Яна Вагнер
Живые люди
Я всё пытаюсь представить себе, что она чувствовала, запертая вместе с сыном в собственной квартире, отгородившись от хаоса и смерти тонкой дверью с двумя финскими замками. Две недели. Две недели мучительных сомнений – выйти или остаться? Включать свет или сидеть в темноте? Наблюдать, как тает жалкая кучка консервов, полученных в тот последний раз, когда она решилась выйти из дома, – на следующий день после того, как приходила Лиза, которая села на пол возле двери – снаружи, прямо на лестнице, и даже не просила впустить ее, а просто сидела там – долго, несколько часов. Слушая из-за двери Лизино тяжелое, прерывистое дыхание, она могла думать только об одном – чтобы Лиза поскорее ушла, потому что ранним утром придет продовольственный грузовик и дверь придется открыть.

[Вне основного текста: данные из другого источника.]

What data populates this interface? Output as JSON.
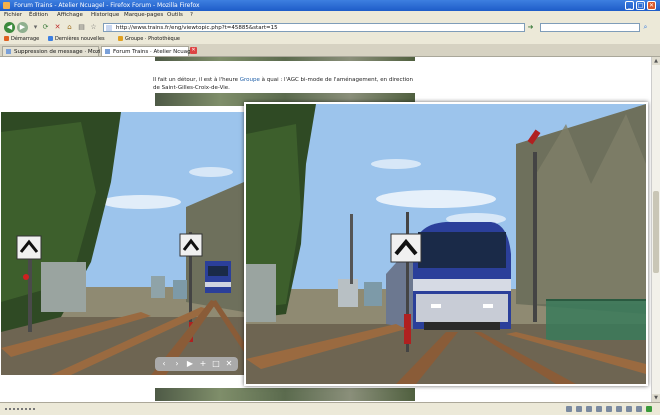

Взять мальчика с собой всякий раз казалось страшнее, чем оставить его дома одного, и в это последнее утро она пошла с соседкой, потому что вместе было всё-таки безопаснее, хотя какая там безопасность – две женщины. Раньше с ними ходил Юра с десятого этажа, но сегодня Юра не открыл им, когда они звонили в его дверь; на самом деле, он даже не подошел к двери – в объяснениях не было нужды, слышно было, как он, захлёбываясь, кашляет где-то в недрах своей квартиры, и они поспешно повернулись и побежали вниз по лестнице; соседка сказала только «вот, и Юрка» и блеснула темными глазами поверх плотной марлевой повязки, и больше они уже об этом не говорили; они вообще очень мало теперь разговаривали – и не только из-за повязок, просто всё, что они могли сказать друг другу, было и так понятно и не нуждалось в том, чтобы быть произнесённым вслух.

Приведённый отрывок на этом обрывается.